Doç. Dr. Özlem Doğuş Varlı Kimdir?

Üsküdar, İstanbul doğumludur. İstanbul Teknik Üniversitesi, TMDK Temel Bilimler lisans bölümünden Türk Halk Müziği uzmanlığı ile mezun olmuştur. Aynı üniversitede Dr Erol Üçer Müzik İleri Araştırma Merkezi (MİYAM) Etnomüzikoloji Yüksek Lisans programını burslu olarak kazanmış ve 2003 yılında programı tamamlamıştır. Ardından yine aynı üniversitede TMDK Müzikoloji ve Müzik Teorisi Doktora programını tamamlayarak Doktor ünvanını kazanmıştır.

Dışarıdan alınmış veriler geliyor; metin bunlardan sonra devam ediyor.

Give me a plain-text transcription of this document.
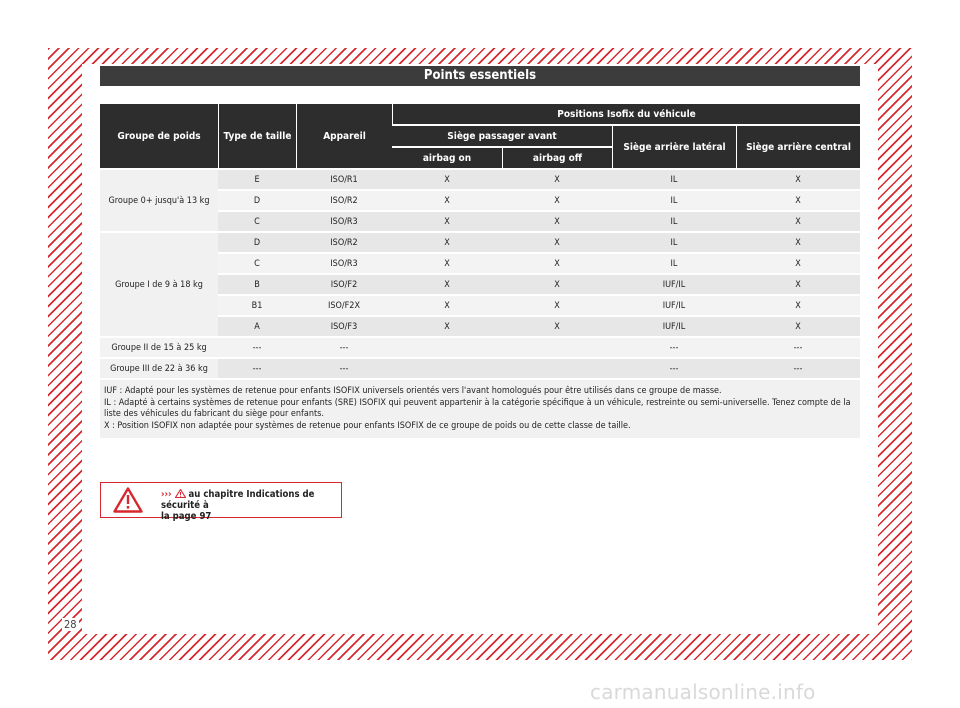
Points essentiels
Groupe de poids	Type de taille	Appareil	Positions Isofix du véhicule			
			Siège passager avant		Siège arrière latéral	Siège arrière central
			airbag on	airbag off		
Groupe 0+ jusqu'à 13 kg	E	ISO/R1	X	X	IL	X
	D	ISO/R2	X	X	IL	X
	C	ISO/R3	X	X	IL	X
Groupe I de 9 à 18 kg	D	ISO/R2	X	X	IL	X
	C	ISO/R3	X	X	IL	X
	B	ISO/F2	X	X	IUF/IL	X
	B1	ISO/F2X	X	X	IUF/IL	X
	A	ISO/F3	X	X	IUF/IL	X
Groupe II de 15 à 25 kg	---	---			---	---
Groupe III de 22 à 36 kg	---	---			---	---

IUF : Adapté pour les systèmes de retenue pour enfants ISOFIX universels orientés vers l'avant homologués pour être utilisés dans ce groupe de masse.
IL : Adapté à certains systèmes de retenue pour enfants (SRE) ISOFIX qui peuvent appartenir à la catégorie spécifique à un véhicule, restreinte ou semi-universelle. Tenez compte de la liste des véhicules du fabricant du siège pour enfants.
X : Position ISOFIX non adaptée pour systèmes de retenue pour enfants ISOFIX de ce groupe de poids ou de cette classe de taille.						
›››  au chapitre Indications de sécurité à
la page 97
28
carmanualsonline.info
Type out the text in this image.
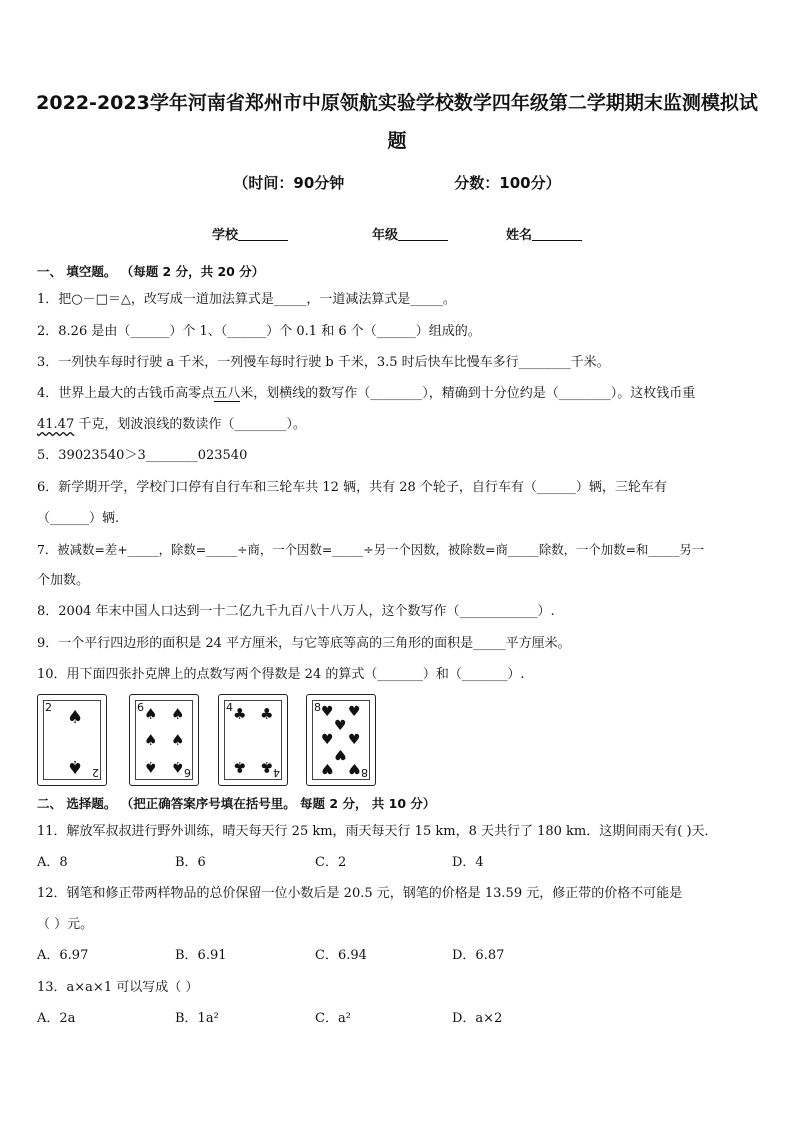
2022-2023学年河南省郑州市中原领航实验学校数学四年级第二学期期末监测模拟试
题
（时间：90分钟	分数：100分）
学校	年级	姓名
一、 填空题。 （每题 2 分，共 20 分）
1．把○－□＝△，改写成一道加法算式是_____，一道减法算式是_____。
2．8.26 是由（______）个 1、（______）个 0.1 和 6 个（______）组成的。
3．一列快车每时行驶 a 千米，一列慢车每时行驶 b 千米，3.5 时后快车比慢车多行________千米。
4．世界上最大的古钱币高零点五八米，划横线的数写作（________），精确到十分位约是（________）。这枚钱币重
41.47 千克，划波浪线的数读作（________）。
5．39023540＞3________023540
6．新学期开学，学校门口停有自行车和三轮车共 12 辆，共有 28 个轮子，自行车有（______）辆，三轮车有
（______）辆.
7．被减数=差+_____，除数=_____÷商，一个因数=_____÷另一个因数，被除数=商_____除数，一个加数=和_____另一
个加数。
8．2004 年末中国人口达到一十二亿九千九百八十八万人，这个数写作（____________）.
9．一个平行四边形的面积是 24 平方厘米，与它等底等高的三角形的面积是_____平方厘米。
10．用下面四张扑克牌上的点数写两个得数是 24 的算式（_______）和（_______）.
2 ♠
♠ 2
6 ♠ ♠
♠ ♠
♠ ♠ 6
4 ♣ ♣
♣ ♣ 4
8 ♥ ♥
♥
♥ ♥
♥
♥ ♥ 8
二、 选择题。 （把正确答案序号填在括号里。 每题 2 分， 共 10 分）
11．解放军叔叔进行野外训练，晴天每天行 25 km，雨天每天行 15 km，8 天共行了 180 km．这期间雨天有( )天．
A．8	B．6	C．2	D．4
12．钢笔和修正带两样物品的总价保留一位小数后是 20.5 元，钢笔的价格是 13.59 元，修正带的价格不可能是
（ ）元。
A．6.97	B．6.91	C．6.94	D．6.87
13．a×a×1 可以写成（ ）
A．2a	B．1a²	C．a²	D．a×2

KTÜ Devlet Konservatuarı kurucularından olup, Yardımcı Doçent olarak göreve başlamıştır. 2011-2012 döneminde Oxford Üniversitesi Müzik Fakültesi’nden Martin Stokes aracılığı ile davet alıp pos-doktorasını Oxford’da gerçekleştirmiştir. İngiltere’de 6 ay süreyle Türk Müziği kaynakları arşiv taramaları yaparak Türk Müziği’ne büyük katkı sağlamştır. 2012 Mart ayında ise Yüksek Lisans çalışması Lambert Yayınları tarafından İngiltere’de kitap halinde yayımlanmıştır. 2013 Şubat ayında Doçent ünvanını kazanan Varlı, KTÜ Devlet Konservatuarı’nda görevine devam etmektedir. Yrd. Doç. Dr. Ersen Varlı ile evlidir ve bir çocuk annesidir.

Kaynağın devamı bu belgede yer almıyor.